Helping people who are less fortunate is extremely important because they usually confront more obstacles than those who have more resources. Even though disasters don't discriminate based on wealth, it's vital not to mentally separate "innocent victims" from the rest of society. In the end, being unlucky can often determine one's destiny. Reducing poverty could potentially have significant benefits in mitigating the effects of natural catastrophes like earthquakes.

Distributing aid or sympathy based on social class is impractical and unfair when it comes to moderating the impact of natural hazards. The question of preventing physical events is not simple, as it involves socio-economic and political factors. Geographers play a crucial role in integrating physical and social arguments. However, as population densities increase in risky areas like river valleys or coastal regions, the stakes become higher.

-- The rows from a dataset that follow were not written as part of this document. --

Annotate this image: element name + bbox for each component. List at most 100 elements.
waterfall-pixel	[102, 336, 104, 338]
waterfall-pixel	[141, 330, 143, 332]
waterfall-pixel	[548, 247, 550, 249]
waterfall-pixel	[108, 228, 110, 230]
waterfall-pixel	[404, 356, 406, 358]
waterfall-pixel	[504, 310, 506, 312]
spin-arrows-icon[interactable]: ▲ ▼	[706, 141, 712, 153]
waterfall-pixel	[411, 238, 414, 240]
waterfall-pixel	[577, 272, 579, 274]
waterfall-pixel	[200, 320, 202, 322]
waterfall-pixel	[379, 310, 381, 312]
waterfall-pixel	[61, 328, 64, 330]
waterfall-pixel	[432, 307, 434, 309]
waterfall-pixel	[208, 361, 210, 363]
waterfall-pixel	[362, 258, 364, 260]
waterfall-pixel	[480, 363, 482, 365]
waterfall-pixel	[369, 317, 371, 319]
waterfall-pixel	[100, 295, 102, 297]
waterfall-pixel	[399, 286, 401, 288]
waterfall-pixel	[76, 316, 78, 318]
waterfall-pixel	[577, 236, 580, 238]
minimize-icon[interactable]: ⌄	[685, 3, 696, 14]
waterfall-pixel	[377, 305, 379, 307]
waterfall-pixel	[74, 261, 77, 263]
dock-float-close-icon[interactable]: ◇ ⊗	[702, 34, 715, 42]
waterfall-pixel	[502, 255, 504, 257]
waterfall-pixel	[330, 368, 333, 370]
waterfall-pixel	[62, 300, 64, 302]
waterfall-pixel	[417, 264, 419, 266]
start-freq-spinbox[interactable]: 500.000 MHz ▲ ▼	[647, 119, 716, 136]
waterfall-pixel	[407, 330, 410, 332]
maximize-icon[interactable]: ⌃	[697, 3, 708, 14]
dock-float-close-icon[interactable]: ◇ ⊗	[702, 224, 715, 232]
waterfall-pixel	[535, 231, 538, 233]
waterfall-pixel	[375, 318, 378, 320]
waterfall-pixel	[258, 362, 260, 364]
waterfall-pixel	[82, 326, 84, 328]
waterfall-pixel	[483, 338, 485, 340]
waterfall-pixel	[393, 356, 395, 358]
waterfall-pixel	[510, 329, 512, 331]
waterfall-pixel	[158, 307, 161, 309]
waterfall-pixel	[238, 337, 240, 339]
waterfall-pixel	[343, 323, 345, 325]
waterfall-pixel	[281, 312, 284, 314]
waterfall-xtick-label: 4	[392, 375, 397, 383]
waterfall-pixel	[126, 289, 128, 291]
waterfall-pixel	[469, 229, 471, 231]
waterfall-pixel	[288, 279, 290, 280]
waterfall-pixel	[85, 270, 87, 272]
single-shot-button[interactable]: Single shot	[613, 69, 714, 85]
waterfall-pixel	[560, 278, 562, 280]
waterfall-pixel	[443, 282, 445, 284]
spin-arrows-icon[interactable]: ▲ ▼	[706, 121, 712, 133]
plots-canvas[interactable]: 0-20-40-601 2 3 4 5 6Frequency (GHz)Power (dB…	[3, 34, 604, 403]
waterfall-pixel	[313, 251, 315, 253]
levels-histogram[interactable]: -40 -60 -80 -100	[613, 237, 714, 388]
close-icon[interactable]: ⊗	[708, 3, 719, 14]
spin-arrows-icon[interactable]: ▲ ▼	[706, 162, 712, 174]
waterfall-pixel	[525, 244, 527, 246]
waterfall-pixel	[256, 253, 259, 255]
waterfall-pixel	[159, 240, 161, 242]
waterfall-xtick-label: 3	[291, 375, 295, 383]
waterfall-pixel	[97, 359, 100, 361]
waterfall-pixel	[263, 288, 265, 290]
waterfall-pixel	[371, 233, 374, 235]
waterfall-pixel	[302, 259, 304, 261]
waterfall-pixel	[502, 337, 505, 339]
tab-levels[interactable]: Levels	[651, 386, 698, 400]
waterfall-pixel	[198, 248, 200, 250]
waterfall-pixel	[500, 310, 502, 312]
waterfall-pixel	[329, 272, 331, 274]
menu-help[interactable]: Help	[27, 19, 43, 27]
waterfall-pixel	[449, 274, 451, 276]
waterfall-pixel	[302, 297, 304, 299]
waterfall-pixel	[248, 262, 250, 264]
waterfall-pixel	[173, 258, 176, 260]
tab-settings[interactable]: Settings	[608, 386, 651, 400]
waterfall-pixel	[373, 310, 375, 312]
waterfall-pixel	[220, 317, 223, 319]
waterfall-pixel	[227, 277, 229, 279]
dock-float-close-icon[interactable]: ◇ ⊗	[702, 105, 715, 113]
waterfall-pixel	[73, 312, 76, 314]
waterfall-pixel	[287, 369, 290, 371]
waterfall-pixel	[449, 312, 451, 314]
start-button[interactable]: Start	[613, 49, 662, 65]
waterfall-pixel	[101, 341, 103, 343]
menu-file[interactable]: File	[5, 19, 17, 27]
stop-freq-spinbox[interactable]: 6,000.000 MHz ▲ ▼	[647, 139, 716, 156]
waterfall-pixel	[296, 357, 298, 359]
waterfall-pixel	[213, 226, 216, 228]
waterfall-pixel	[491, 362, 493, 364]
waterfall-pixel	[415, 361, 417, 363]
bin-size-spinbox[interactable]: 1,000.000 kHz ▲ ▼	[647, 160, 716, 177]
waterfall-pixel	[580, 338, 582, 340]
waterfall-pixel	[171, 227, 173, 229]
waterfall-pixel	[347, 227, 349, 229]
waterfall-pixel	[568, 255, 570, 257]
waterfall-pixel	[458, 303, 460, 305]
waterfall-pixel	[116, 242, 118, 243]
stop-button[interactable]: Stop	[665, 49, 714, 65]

It is crucial to study ways to alleviate the suffering caused by natural disasters and reduce vulnerability. However, tackling global inequality is the ultimate solution to minimize suffering. If the money invested in projects like lubricating the San Andreas fault had been used for primary healthcare in Mexico, countless lives could have been saved. Unfortunately, political factors often dictate decision-making and prevent logical solutions from being implemented.